At age two, Parker’s family moved from Oxford, NC to Cuba. Parker later returned to the US at age 12 and lived in both North Carolina and Texas. She attended nursing school at the Southwestern College of the Mississippi Valley (now Rhodes College) in 1924. After graduating, Parker moved back to Asheville to work at the Highland Hospital. Her time in Asheville interacting with the BMC sparked a desire to shift her career and pursue the arts. With the onset of World War II, she left Asheville to study at the Cleveland School of Art, and later taught art at universities in both New Hampshire and South Carolina. In retirement, Parker moved to Highland Farm near Black Mountain. Parker gifted much her work to Western Carolina University, who organized a retrospective of her artwork in 1990 and established the Mary Parker Fine Arts Scholarship Fund in 1999.

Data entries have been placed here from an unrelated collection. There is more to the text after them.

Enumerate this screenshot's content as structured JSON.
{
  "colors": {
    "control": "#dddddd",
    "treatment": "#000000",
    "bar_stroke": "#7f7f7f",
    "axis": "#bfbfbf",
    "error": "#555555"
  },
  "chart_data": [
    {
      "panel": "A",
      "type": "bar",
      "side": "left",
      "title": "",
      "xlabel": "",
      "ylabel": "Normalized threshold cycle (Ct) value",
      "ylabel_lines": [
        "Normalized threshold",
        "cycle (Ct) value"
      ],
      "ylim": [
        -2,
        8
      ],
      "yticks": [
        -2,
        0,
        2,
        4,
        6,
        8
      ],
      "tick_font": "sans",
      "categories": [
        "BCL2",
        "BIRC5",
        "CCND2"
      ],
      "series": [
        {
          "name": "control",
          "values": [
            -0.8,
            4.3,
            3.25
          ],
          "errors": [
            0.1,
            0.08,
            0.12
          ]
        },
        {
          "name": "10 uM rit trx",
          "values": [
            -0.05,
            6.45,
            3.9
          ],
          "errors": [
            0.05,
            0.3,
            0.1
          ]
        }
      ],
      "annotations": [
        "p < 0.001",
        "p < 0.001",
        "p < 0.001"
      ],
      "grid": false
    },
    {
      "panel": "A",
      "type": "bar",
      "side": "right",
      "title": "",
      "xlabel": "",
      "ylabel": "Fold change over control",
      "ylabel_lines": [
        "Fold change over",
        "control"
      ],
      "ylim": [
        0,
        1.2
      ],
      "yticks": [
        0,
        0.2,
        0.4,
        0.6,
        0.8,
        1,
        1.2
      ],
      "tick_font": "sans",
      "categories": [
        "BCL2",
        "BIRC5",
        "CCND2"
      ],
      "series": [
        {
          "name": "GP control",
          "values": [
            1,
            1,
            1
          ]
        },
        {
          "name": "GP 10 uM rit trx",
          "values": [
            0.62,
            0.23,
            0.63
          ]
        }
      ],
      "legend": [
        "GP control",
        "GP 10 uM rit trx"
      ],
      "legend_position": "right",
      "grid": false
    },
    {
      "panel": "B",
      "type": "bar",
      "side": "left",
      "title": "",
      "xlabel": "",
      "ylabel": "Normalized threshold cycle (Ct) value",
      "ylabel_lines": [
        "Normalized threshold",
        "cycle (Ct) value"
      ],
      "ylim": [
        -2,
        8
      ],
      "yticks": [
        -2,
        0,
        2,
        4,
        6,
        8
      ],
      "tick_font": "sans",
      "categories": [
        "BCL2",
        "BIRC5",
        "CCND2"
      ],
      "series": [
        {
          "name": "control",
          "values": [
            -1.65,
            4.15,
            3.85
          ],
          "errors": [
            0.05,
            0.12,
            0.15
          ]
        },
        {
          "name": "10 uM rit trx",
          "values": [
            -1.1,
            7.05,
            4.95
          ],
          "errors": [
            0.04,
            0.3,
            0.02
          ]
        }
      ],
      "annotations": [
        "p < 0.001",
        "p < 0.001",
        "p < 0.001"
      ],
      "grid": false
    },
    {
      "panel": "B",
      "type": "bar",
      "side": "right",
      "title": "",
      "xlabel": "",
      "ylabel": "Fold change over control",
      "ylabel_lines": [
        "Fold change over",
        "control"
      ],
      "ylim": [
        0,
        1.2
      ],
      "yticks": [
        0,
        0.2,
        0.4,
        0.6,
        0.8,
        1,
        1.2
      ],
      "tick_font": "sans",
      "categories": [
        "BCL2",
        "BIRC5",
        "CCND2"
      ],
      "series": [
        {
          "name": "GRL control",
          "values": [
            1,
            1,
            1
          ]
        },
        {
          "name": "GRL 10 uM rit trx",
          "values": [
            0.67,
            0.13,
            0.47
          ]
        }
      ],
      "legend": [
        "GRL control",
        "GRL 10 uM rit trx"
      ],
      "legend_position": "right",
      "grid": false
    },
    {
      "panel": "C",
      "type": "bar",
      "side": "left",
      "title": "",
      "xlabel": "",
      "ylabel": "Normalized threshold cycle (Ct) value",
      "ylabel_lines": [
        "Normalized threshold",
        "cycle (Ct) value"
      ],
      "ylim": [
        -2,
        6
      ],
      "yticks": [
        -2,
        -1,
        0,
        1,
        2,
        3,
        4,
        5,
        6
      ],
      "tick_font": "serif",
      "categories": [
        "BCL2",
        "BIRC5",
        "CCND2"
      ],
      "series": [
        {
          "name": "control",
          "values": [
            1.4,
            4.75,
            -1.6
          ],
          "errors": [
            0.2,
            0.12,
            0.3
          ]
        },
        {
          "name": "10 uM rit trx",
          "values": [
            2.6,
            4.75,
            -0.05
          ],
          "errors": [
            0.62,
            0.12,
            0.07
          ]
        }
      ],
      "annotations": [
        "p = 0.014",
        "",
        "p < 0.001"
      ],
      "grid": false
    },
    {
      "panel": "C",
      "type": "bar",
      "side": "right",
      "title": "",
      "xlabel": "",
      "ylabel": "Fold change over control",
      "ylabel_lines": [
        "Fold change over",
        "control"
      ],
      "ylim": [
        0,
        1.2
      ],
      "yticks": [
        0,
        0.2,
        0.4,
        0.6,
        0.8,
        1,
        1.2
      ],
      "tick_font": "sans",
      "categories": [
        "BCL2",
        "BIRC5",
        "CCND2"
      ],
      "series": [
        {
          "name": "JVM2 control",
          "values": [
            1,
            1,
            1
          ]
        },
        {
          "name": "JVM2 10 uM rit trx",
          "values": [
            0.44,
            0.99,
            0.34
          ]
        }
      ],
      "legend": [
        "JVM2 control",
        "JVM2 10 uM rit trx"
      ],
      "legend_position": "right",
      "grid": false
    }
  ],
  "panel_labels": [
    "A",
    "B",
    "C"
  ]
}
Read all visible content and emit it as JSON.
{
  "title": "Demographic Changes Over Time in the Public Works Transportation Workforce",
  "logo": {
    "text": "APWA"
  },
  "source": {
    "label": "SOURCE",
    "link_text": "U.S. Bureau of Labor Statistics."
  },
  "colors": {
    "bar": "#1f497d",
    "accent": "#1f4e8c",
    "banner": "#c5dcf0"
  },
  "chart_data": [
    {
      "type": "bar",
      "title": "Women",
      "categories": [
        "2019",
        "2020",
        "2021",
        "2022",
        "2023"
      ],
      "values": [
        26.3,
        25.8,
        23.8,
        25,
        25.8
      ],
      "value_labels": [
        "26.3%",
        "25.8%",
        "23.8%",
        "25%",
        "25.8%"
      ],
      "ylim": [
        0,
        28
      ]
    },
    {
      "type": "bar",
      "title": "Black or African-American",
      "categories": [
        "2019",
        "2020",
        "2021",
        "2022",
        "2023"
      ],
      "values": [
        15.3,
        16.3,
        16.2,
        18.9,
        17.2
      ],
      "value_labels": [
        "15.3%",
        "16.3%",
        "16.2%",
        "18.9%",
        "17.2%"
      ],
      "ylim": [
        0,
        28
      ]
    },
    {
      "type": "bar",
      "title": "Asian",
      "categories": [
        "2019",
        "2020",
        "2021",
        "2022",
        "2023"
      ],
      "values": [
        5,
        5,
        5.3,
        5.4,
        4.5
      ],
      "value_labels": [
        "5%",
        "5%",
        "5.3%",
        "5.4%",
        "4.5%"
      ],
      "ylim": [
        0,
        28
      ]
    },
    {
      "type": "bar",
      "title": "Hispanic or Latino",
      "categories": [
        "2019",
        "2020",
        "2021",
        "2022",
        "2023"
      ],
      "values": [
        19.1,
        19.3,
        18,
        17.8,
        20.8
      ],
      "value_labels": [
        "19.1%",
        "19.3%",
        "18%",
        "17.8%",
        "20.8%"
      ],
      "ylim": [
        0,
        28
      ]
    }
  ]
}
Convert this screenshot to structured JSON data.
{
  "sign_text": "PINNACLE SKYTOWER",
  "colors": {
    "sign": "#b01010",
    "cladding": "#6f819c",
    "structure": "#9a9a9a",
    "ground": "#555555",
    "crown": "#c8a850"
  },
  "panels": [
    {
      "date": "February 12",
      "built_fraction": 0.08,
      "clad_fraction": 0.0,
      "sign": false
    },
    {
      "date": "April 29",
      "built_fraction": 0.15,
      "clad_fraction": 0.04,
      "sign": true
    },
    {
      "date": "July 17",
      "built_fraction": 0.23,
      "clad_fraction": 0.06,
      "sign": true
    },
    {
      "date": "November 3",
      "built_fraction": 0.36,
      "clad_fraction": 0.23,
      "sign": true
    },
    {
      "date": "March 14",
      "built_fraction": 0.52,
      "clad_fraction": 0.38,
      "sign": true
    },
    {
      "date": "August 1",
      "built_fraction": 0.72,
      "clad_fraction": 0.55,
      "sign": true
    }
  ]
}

This recent acquisition—a gift from Judy Swan—demonstrates Parker’s achievement in abstraction. Her studies in the 1950s with artist Hans Hofmann (Weissenburg, Germany 1880–1966 New York, NY) contributed to a shift in her drawings and paintings from realistic representations of her subjects to abstract works derived from nature. The gestural marks of black, white, and gray in this untitled screenprint exemplify her balanced approach to abstract compositions.